SB2018031517 - SUSE Linux update for mariadb
Published: March 15, 2018
Breakdown by Severity
- Low
- Medium
- High
- Critical
Description
This security bulletin contains information about 8 vulnerabilities.
1) Information disclosure (CVE-ID: CVE-2017-10268)
CWE-ID: CWE-200 - Exposure of sensitive information to an unauthorized actor
CVSSv4: CVSS:4.0/AV:L/AC:L/AT:N/PR:H/UI:N/VC:H/VI:N/VA:N/SC:N/SI:N/SA:N/E:U/U:Clear
The vulnerability allows a local high-privileged attacker to obtain potentially sensitive information on the target system.
The weakness exists due to an error in the MySQL Server component of Oracle MySQL (subcomponent: Server: Replication). A local attacker can gain unauthorized access to critical data or complete access to all MySQL Server accessible data.
Successful exploitation of the vulnerability results in information disclosure.
2) Denial of service (CVE-ID: CVE-2017-10378)
CWE-ID: CWE-284 - Improper Access Control
CVSSv4: CVSS:4.0/AV:N/AC:L/AT:N/PR:L/UI:N/VC:N/VI:N/VA:H/SC:N/SI:N/SA:N/E:U/U:Clear
The vulnerability allows a remote low-privileged attacker to cause DoS condition on the target system.
The weakness exists due to an error in the MySQL Server component of Oracle MySQL (subcomponent: Server: Optimizer). A remote attacker can use multiple protocols to cause a hang or frequently repeatable crash (complete DOS) of MySQL Server.
Successful exploitation of the vulnerability results in denial of service.
3) Improper Access Control (CVE-ID: CVE-2018-2562)
CWE-ID: CWE-284 - Improper Access Control
CVSSv4: CVSS:4.0/AV:N/AC:L/AT:N/PR:L/UI:N/VC:N/VI:L/VA:H/SC:N/SI:N/SA:N/E:U/U:Clear
The vulnerability exists due to an unspecified error in the MySQL Server. A remote authenticated attacker can exploit the vulnerability to modify certain data on the system and perform a denial of service (DoS) attack.
4) Improper Access Control (CVE-ID: CVE-2018-2612)
CWE-ID: CWE-284 - Improper Access Control
CVSSv4: CVSS:4.0/AV:N/AC:L/AT:N/PR:H/UI:N/VC:N/VI:H/VA:H/SC:N/SI:N/SA:N/E:U/U:Clear
The vulnerability exists due to an unspecified error in the MySQL Server.
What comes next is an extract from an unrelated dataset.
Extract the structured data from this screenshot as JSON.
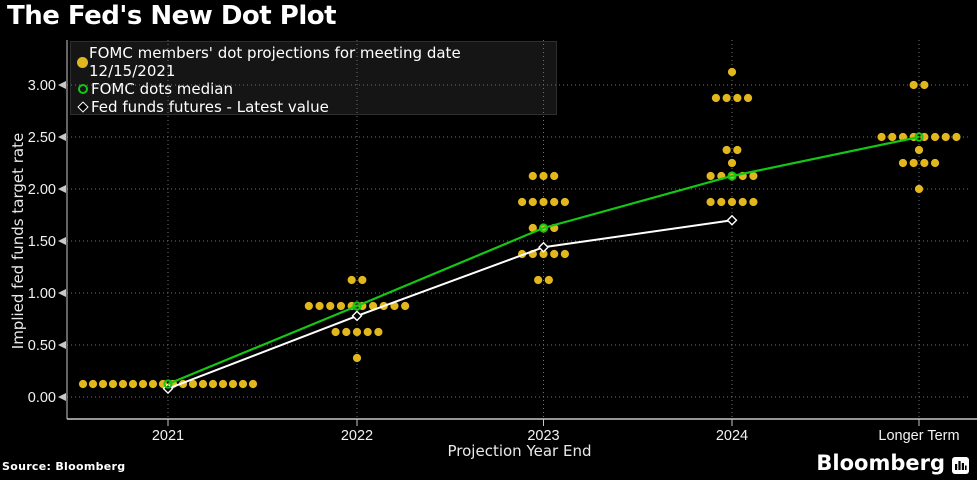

A remote privileged user can exploit the vulnerability to modify or delete certain data in database.
5) Improper input validation (CVE-ID: CVE-2018-2622)
CWE-ID: CWE-20 - Improper input validation
CVSSv4: CVSS:4.0/AV:N/AC:L/AT:N/PR:L/UI:N/VC:N/VI:N/VA:H/SC:N/SI:N/SA:N/E:U/U:Clear
The vulnerability exists due to an unspecified error in the MySQL Server. A remote authenticated attacker can exploit the vulnerability to perform a denial of service attack.
6) Improper input validation (CVE-ID: CVE-2018-2640)
CWE-ID: CWE-20 - Improper input validation
CVSSv4: CVSS:4.0/AV:N/AC:L/AT:N/PR:L/UI:N/VC:N/VI:N/VA:H/SC:N/SI:N/SA:N/E:U/U:Clear
The vulnerability exists due to an unspecified error in the MySQL Server. A remote authenticated attacker can exploit the vulnerability to perform a denial of service attack.
7) Improper input validation (CVE-ID: CVE-2018-2665)
CWE-ID: CWE-20 - Improper input validation
CVSSv4: CVSS:4.0/AV:N/AC:L/AT:N/PR:L/UI:N/VC:N/VI:N/VA:H/SC:N/SI:N/SA:N/E:U/U:Clear
The vulnerability exists due to an unspecified error in the MySQL Server. A remote authenticated attacker can exploit the vulnerability to perform a denial of service attack.
8) Improper input validation (CVE-ID: CVE-2018-2668)
CWE-ID: CWE-20 - Improper input validation
CVSSv4: CVSS:4.0/AV:N/AC:L/AT:N/PR:L/UI:N/VC:N/VI:N/VA:H/SC:N/SI:N/SA:N/E:U/U:Clear
The vulnerability exists due to an unspecified error in the MySQL Server. A remote authenticated attacker can exploit the vulnerability to perform a denial of service attack.
Remediation
Install update from vendor's website.